The injunction issued below is modified insofar as it is inconsistent with this opinion.
AFFIRMED IN PART, REVERSED IN PART.
. F.G.C. §§ 2.501-2.523 (as revised on June 13, 1979 by Fairbanks City Council Ordinance No. 3786).
. Section 4 provides:
“This Act is applicable to organized boroughs and political subdivisions of the state, home rule or otherwise, unless the legislative body of the political subdivision, by ordinance or resolution, rejects having its provisions apply.”
Section 4, ch. 113 SLA 1972.
. This notice followed the instructions of sec. 1.2 of the bargaining agreement:
“Either party desiring a change or modification in this agreement shall notify the other party in writing at least ninety (90) days prior to June 30, 1979.”
.The personnel ordinance did not expressly repeal Ordinance No. 3659 which approved the bargaining agreement. The rule for determining statutory repeal by implication is stated in Peter v. State, 531 P.2d 1263, 1268 (Alaska 1975): “We shall look to the purpose indicated by the legislature in passage of an act in our effort to determine whether the new enactment is intended to repeal a prior one.” (cited with approval in Hafling v. Inlandboatmen’s Union, 585 P.2d 870, 876 n.20 (Alaska 1978)). The comprehensiveness of the personnel ordinance is indicative of the intent to repeal all previous ordinances approving different bargaining agreements. See Peter, 531 P.2d at 1267.
. After proper termination, the union has no right to insist that the city negotiate with it absent a municipal ordinance or state statute imposing a duty to bargain. We have already discussed the inapplicability of PERA. Although the National Labor Relations Act, § 8(a)(5), 29 U.S.C. § 158(a)(5) (1976), requires employers to bargain collectively with employee representatives, the Act does not apply to public employees. Further, there is no common law duty to bargain collectively. Newport News Firefighters Ass'n Local 794 v. City of Newport News, 339 F.Supp. 13, 16 (E.D.Va.1972); Atkins v. City of Charlotte, 296 F.Supp. 1068, 1077 (W.D.N.C.1969).
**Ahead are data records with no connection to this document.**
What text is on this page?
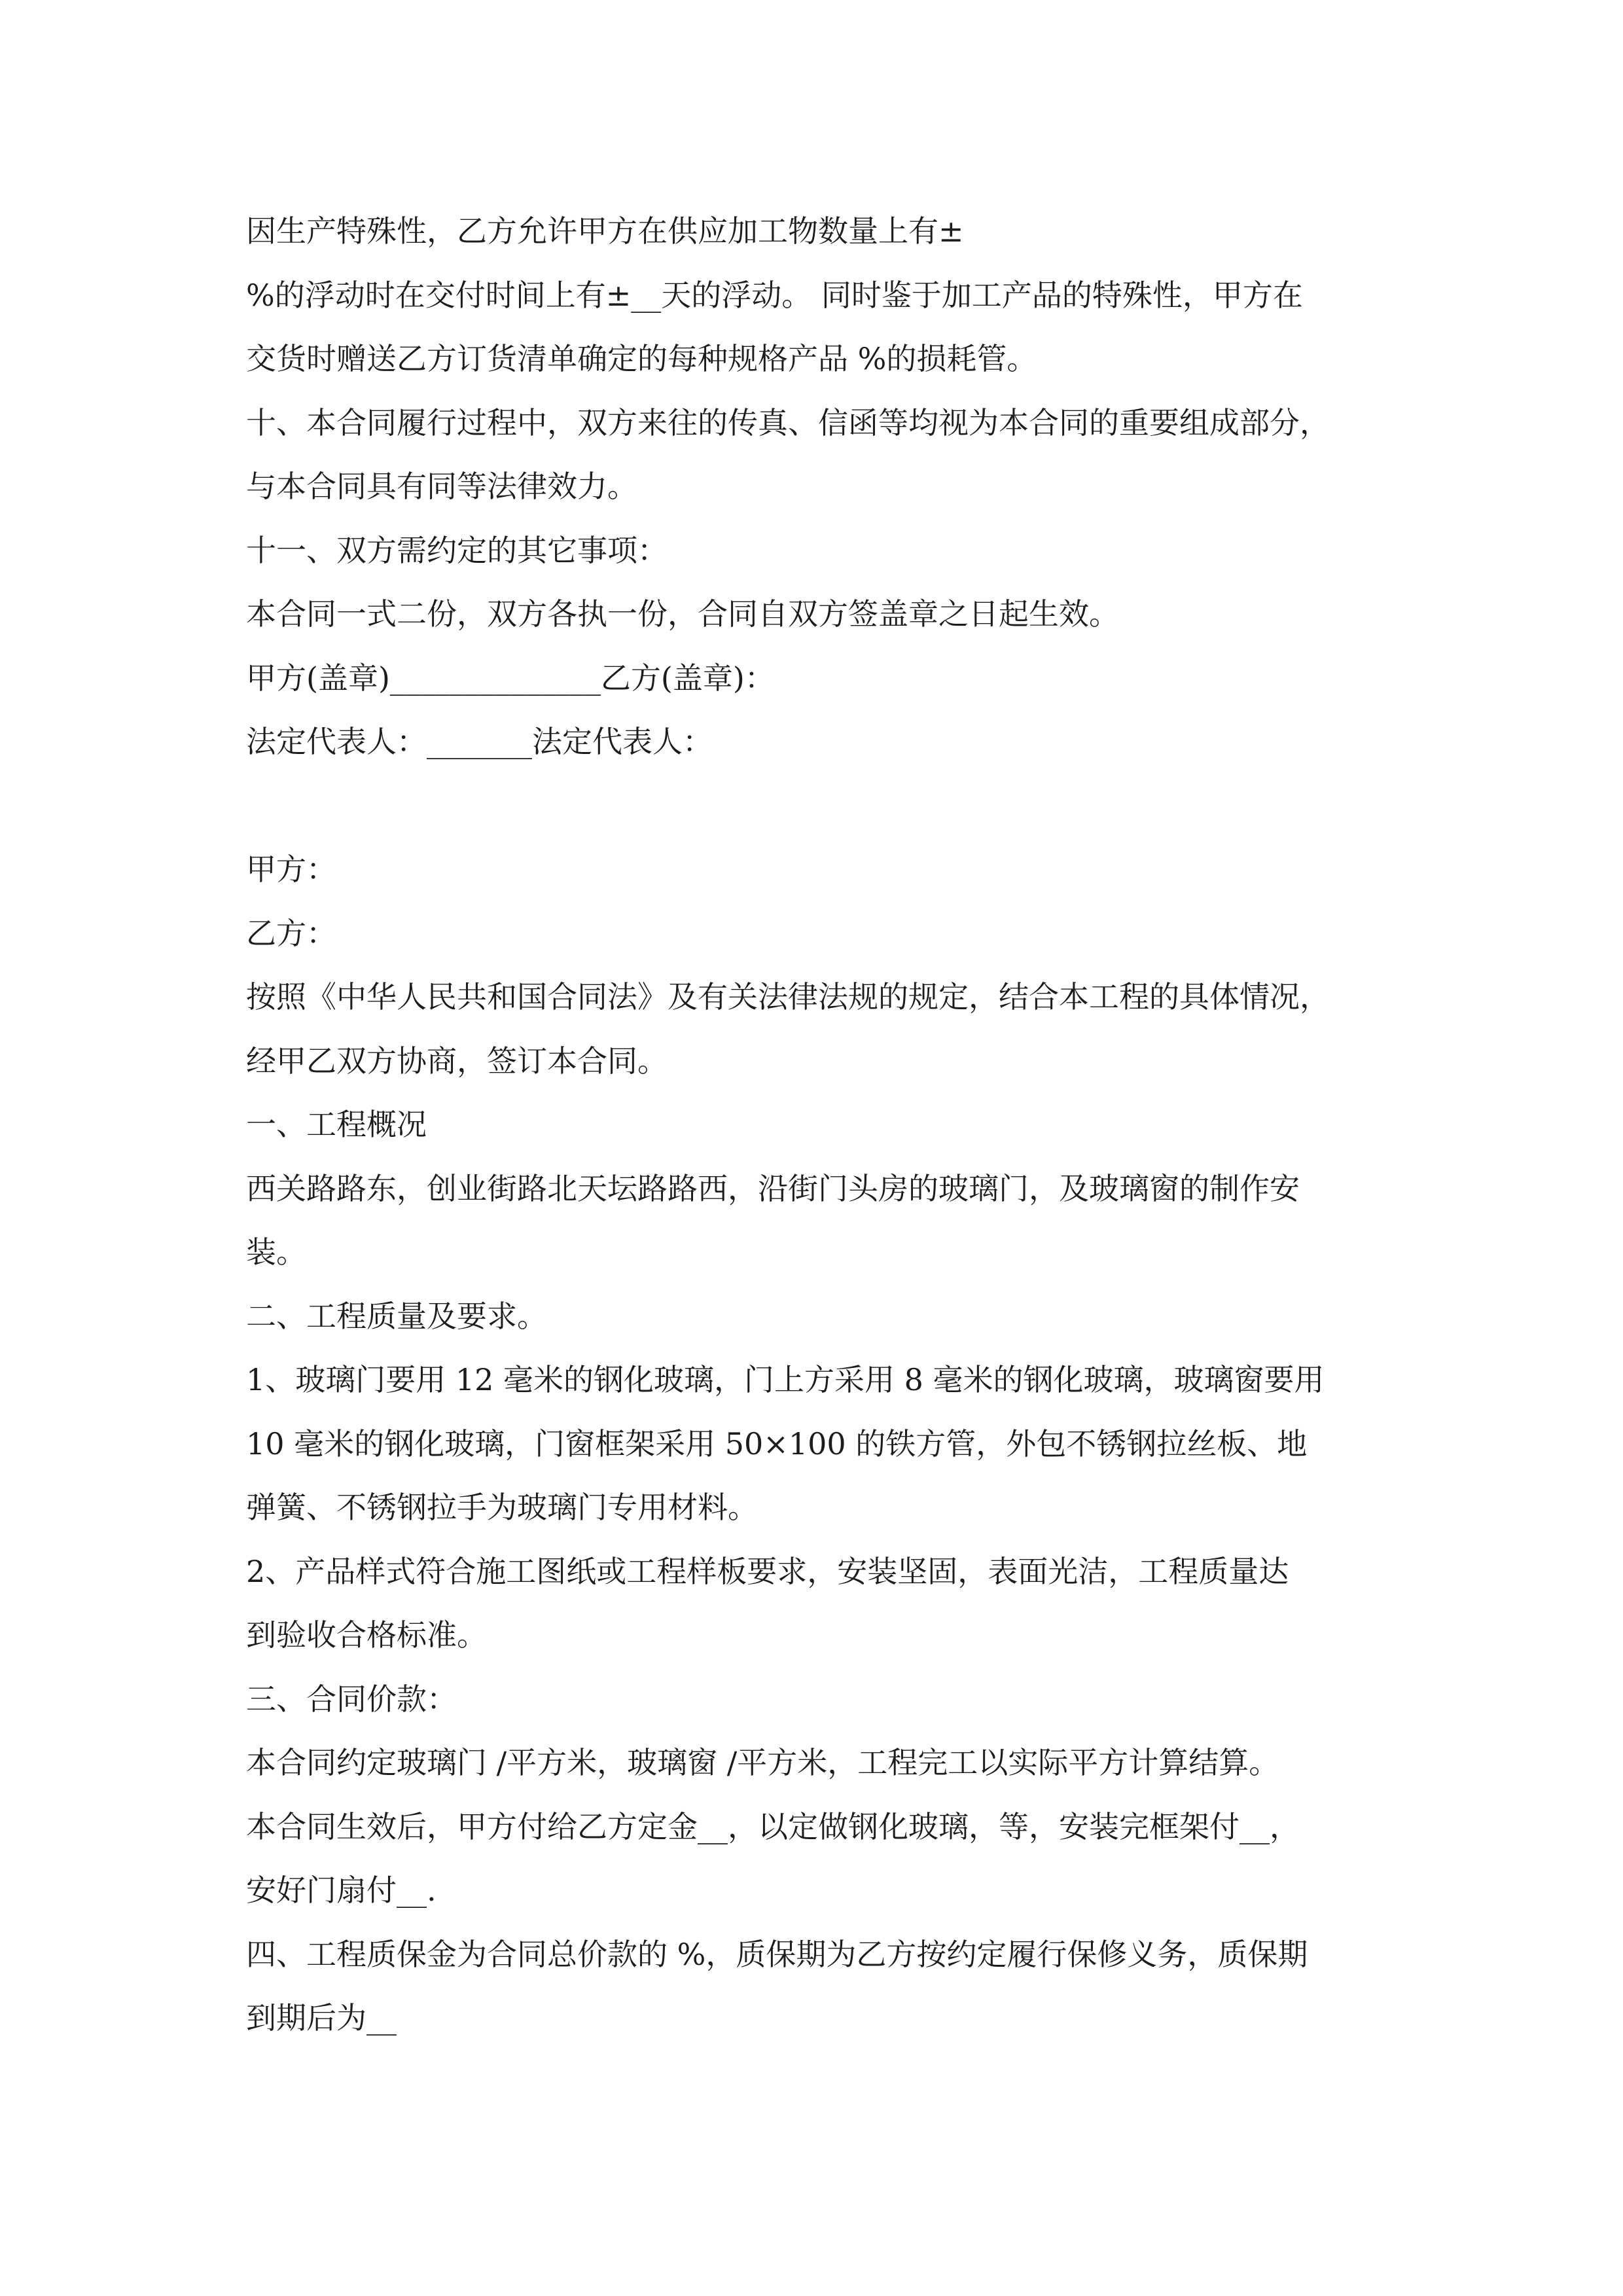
因生产特殊性，乙方允许甲方在供应加工物数量上有±
%的浮动时在交付时间上有±__天的浮动。 同时鉴于加工产品的特殊性，甲方在
交货时赠送乙方订货清单确定的每种规格产品 %的损耗管。
十、本合同履行过程中，双方来往的传真、信函等均视为本合同的重要组成部分，
与本合同具有同等法律效力。
十一、双方需约定的其它事项：
本合同一式二份，双方各执一份，合同自双方签盖章之日起生效。
甲方(盖章)______________乙方(盖章)：
法定代表人：_______法定代表人：
甲方：
乙方：
按照《中华人民共和国合同法》及有关法律法规的规定，结合本工程的具体情况，
经甲乙双方协商，签订本合同。
一、工程概况
西关路路东，创业街路北天坛路路西，沿街门头房的玻璃门，及玻璃窗的制作安
装。
二、工程质量及要求。
1、玻璃门要用 12 毫米的钢化玻璃，门上方采用 8 毫米的钢化玻璃，玻璃窗要用
10 毫米的钢化玻璃，门窗框架采用 50×100 的铁方管，外包不锈钢拉丝板、地
弹簧、不锈钢拉手为玻璃门专用材料。
2、产品样式符合施工图纸或工程样板要求，安装坚固，表面光洁，工程质量达
到验收合格标准。
三、合同价款：
本合同约定玻璃门 /平方米，玻璃窗 /平方米，工程完工以实际平方计算结算。
本合同生效后，甲方付给乙方定金__，以定做钢化玻璃，等，安装完框架付__，
安好门扇付__.
四、工程质保金为合同总价款的 %，质保期为乙方按约定履行保修义务，质保期
到期后为__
. The request for negotiations, even in view of the personnel ordinance, would not necessarily be a futile gesture. The ordinance does not prohibit the city from negotiating. On the contrary, Fairbanks General Code § 2.505 gives the city manager “the authority to negotiate with representatives of employee organizations representing city employees .... ” During negotiations, the provisions of the personnel ordinance established the guidelines to be achieved, id, but do not set the specific terms of a contract.